This activity assumes that you have successfully completed all previous activities. It also requires some focus. Learning curves are a key to debug and diagnose a model’s performance. The goal in this activity is to plot learning curves and to interpret various learning curves. For a regression dataset of your choice, the first step is to shuffle the dataset. The next step is to split the dataset into the four arrays: XTRAIN, YTRAIN, XVALID, and YVALID. The next step is to train a neural network model using model.fit(). However, this time, XVALID and YVALID will also be passed as arguments to the model.fit() method. This is so when we call the method, it can evaluate the model on the validation set at the end of each epoch (see code block below). It is extremely important to understand that the model.fit() method does NOT use the validation dataset to perform the learning, it is only to evaluate the model after each epoch. When calling the model.fit() method we can also save its output in a variable, usually named history. This variable can be used to plot learning curves (see code block below). The task in this activity is to plot many learning curves in various scenarios. In particular, it is of interest to observe and analyze how the learning plots look like various settings. The following article discusses learning curves in more detail.

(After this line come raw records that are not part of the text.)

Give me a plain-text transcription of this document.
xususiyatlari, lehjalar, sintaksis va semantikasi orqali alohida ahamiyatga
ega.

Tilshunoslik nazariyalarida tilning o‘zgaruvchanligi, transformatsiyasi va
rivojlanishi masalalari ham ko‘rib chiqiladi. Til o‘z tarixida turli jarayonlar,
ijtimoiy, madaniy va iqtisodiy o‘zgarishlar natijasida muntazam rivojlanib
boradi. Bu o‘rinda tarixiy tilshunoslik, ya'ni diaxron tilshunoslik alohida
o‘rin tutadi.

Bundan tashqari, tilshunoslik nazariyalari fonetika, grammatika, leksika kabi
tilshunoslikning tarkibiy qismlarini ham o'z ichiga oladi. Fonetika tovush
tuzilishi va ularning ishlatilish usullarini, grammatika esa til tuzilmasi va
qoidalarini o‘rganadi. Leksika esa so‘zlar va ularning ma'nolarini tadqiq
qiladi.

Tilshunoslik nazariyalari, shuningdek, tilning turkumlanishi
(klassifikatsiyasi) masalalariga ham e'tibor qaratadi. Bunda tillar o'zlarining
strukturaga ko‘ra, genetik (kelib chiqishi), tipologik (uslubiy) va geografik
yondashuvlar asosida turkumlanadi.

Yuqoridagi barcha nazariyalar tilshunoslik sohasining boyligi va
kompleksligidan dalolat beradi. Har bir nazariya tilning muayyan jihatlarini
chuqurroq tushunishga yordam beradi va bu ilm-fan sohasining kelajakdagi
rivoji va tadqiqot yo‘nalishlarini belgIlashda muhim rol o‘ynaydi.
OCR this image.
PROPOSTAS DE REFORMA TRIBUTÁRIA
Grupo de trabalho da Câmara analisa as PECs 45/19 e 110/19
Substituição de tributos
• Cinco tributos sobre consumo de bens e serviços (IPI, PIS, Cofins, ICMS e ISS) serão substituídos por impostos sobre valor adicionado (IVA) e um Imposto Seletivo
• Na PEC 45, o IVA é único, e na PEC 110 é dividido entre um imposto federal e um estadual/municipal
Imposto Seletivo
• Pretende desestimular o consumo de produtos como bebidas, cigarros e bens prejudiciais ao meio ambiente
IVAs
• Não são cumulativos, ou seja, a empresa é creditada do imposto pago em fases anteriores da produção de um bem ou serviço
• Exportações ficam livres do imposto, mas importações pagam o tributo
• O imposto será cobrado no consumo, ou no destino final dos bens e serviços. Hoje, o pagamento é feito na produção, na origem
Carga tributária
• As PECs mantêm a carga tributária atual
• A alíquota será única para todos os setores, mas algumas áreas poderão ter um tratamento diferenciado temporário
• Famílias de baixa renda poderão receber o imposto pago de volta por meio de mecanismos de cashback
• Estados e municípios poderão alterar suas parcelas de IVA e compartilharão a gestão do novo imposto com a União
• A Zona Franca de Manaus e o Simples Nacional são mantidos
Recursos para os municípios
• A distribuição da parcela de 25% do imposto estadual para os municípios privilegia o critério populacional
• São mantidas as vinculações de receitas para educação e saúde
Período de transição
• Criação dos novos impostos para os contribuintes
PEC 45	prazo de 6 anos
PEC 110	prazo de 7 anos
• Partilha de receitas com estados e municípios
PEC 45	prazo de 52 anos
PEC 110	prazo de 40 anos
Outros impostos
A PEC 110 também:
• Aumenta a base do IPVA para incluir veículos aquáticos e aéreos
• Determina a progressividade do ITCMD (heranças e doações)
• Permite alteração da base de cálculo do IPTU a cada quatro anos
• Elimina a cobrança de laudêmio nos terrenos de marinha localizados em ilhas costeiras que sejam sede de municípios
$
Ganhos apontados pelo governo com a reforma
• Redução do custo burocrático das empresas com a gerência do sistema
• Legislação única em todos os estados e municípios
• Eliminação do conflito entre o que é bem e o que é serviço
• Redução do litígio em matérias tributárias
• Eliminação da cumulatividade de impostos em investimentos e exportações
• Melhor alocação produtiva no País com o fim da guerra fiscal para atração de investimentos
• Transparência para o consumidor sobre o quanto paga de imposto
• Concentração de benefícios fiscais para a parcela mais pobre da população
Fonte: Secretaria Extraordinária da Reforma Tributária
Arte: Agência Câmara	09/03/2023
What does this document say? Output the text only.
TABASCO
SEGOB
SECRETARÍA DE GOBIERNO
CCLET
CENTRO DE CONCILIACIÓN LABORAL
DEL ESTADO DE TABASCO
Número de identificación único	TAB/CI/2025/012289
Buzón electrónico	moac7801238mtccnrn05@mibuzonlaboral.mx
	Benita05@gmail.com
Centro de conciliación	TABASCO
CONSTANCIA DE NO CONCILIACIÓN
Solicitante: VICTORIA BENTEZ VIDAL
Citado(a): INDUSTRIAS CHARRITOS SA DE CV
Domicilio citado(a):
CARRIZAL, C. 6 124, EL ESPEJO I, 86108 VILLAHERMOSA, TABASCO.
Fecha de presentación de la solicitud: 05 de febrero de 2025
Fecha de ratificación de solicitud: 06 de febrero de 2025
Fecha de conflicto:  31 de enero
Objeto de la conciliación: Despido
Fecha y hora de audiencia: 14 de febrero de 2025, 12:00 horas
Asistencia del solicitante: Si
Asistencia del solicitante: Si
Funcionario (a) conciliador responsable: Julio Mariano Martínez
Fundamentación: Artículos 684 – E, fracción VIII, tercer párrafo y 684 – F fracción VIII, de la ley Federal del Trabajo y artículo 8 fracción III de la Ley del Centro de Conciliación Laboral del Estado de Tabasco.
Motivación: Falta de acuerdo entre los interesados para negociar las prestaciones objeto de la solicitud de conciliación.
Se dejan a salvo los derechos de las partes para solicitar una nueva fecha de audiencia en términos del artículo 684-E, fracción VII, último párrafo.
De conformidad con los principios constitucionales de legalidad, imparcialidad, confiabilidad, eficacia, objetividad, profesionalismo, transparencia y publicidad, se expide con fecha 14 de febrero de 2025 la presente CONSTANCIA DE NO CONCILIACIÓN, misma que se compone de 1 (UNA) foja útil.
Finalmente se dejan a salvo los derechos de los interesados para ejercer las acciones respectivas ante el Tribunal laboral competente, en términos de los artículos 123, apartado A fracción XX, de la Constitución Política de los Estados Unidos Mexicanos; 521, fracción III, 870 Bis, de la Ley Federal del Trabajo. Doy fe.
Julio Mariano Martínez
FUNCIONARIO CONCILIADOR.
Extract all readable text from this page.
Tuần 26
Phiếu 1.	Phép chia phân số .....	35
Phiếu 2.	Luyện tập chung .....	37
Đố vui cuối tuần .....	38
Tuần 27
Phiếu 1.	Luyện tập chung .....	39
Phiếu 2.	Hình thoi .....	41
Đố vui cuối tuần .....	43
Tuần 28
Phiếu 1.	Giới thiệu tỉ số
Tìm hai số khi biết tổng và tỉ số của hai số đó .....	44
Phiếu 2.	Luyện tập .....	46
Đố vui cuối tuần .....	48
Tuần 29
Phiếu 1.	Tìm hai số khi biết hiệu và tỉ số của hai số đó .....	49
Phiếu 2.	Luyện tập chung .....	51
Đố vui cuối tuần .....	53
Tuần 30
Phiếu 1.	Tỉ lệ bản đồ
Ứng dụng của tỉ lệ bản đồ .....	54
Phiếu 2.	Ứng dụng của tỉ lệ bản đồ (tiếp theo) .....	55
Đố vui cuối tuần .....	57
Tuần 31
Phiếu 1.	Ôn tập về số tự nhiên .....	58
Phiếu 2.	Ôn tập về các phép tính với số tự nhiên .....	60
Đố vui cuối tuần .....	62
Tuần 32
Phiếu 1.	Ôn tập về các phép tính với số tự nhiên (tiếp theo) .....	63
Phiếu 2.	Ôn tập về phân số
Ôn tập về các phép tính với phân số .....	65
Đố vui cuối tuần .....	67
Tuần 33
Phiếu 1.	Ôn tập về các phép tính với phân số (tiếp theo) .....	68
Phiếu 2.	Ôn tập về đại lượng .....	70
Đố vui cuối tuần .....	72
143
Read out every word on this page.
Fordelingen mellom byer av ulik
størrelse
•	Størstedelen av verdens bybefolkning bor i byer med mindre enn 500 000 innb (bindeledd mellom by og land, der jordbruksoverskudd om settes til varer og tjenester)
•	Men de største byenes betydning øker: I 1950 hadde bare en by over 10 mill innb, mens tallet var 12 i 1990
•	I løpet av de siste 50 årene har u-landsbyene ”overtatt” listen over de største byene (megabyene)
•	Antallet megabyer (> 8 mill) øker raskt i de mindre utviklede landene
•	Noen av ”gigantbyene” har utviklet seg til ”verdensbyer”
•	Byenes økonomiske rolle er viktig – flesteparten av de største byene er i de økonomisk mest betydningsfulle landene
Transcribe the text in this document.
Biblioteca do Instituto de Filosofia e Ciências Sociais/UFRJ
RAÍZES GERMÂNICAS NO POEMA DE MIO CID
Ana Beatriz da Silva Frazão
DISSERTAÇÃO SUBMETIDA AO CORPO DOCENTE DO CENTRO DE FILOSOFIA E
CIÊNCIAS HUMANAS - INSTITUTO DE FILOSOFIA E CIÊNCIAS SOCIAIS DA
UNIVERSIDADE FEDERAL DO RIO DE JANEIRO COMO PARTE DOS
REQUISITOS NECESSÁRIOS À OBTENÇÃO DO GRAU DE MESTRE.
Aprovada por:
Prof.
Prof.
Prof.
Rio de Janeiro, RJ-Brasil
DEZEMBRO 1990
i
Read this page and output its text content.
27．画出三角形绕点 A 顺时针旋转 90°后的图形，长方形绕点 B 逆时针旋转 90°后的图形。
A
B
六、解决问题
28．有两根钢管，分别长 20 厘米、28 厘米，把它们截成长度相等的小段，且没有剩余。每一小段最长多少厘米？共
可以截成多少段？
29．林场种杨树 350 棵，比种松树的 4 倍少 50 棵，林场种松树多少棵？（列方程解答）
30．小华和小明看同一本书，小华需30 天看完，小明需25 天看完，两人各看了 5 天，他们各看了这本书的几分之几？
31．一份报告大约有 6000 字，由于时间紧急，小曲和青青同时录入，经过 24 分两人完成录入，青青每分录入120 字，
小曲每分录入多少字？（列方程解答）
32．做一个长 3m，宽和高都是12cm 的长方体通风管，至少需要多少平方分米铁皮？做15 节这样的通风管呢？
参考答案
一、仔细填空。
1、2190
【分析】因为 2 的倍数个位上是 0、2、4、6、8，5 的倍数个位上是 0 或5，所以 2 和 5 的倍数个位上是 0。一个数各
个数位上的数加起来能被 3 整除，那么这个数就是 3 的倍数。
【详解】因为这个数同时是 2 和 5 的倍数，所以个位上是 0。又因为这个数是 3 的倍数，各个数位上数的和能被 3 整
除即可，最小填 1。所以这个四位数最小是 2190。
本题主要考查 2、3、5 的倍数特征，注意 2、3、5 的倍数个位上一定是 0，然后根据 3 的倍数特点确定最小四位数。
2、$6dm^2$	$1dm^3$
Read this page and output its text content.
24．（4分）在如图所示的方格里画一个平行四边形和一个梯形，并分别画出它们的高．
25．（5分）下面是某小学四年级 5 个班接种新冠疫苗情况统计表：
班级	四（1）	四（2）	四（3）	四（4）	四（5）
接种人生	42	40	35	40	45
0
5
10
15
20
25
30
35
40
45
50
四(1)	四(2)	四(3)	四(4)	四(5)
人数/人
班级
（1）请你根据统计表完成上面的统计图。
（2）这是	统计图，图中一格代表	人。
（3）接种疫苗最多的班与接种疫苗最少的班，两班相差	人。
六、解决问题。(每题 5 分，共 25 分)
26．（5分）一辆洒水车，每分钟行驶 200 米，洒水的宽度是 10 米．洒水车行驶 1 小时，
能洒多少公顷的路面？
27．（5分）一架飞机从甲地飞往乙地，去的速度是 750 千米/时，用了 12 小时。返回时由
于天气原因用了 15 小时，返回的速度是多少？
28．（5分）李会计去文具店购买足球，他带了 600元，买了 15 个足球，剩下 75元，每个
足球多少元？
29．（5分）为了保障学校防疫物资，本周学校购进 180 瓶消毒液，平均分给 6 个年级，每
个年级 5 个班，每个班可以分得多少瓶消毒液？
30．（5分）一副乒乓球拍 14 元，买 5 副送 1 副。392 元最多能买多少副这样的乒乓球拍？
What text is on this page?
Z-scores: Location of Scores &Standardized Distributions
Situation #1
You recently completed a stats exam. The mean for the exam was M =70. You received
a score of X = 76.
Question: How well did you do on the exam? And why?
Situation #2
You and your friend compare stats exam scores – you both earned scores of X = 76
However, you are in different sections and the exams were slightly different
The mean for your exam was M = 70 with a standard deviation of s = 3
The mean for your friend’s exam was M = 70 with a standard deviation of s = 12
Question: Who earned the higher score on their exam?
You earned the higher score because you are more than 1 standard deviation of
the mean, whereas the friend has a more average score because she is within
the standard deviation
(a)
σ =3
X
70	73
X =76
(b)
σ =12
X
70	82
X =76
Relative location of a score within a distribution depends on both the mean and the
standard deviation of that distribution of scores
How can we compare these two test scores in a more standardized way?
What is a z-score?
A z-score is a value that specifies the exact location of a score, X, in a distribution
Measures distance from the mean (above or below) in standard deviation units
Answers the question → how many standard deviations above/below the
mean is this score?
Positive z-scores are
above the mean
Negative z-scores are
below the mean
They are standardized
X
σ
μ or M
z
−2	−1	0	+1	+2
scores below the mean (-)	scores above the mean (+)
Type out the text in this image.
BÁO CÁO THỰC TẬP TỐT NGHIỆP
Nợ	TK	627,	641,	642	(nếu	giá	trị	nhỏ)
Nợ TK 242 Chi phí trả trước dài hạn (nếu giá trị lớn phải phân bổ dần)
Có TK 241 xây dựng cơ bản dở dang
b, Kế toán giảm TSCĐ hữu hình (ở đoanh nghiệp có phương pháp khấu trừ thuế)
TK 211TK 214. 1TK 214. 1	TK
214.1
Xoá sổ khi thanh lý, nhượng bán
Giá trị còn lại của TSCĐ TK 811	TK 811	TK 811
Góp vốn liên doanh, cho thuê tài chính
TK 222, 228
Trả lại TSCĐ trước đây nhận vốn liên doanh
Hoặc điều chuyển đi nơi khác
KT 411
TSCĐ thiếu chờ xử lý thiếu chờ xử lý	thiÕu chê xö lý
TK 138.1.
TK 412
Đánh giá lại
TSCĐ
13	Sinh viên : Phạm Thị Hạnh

Lectures: Some insights on learning curves
Articles: Learning curves for diagnosing machine learning model performance

# Do the training (specify the validation set as well)
history = model.fit(XTRAIN, YTRAIN, validation_data = (XVALID, YVALID), verbose = 1)
# Check what's in the history
print(history.params)
# Plot the learning curves (loss/accuracy/MAE)
plt.plot(history.history['accuracy']) # replace with accuracy/MAE
plt.plot(history.history['val_accuracy']) # replace with val_accuracy, etc.
plt.ylabel('Accuracy')
plt.xlabel('epoch')
plt.legend(['training data', 'validation data'], loc='lower right')
plt.show()

Produce learning curves that represent the following cases:

the validation set is too small relative to the training set - for example, only 1% or 2% of the total rows of data.
the training set is too small compared to the validation sat - for example, only 1% or 2% of the total rows of data.
a good learning curve (practically good)
an overfitting model
a model that shows that further training is required
an underfit model that does not have sufficient capacity (also may imply that the data itself is difficult)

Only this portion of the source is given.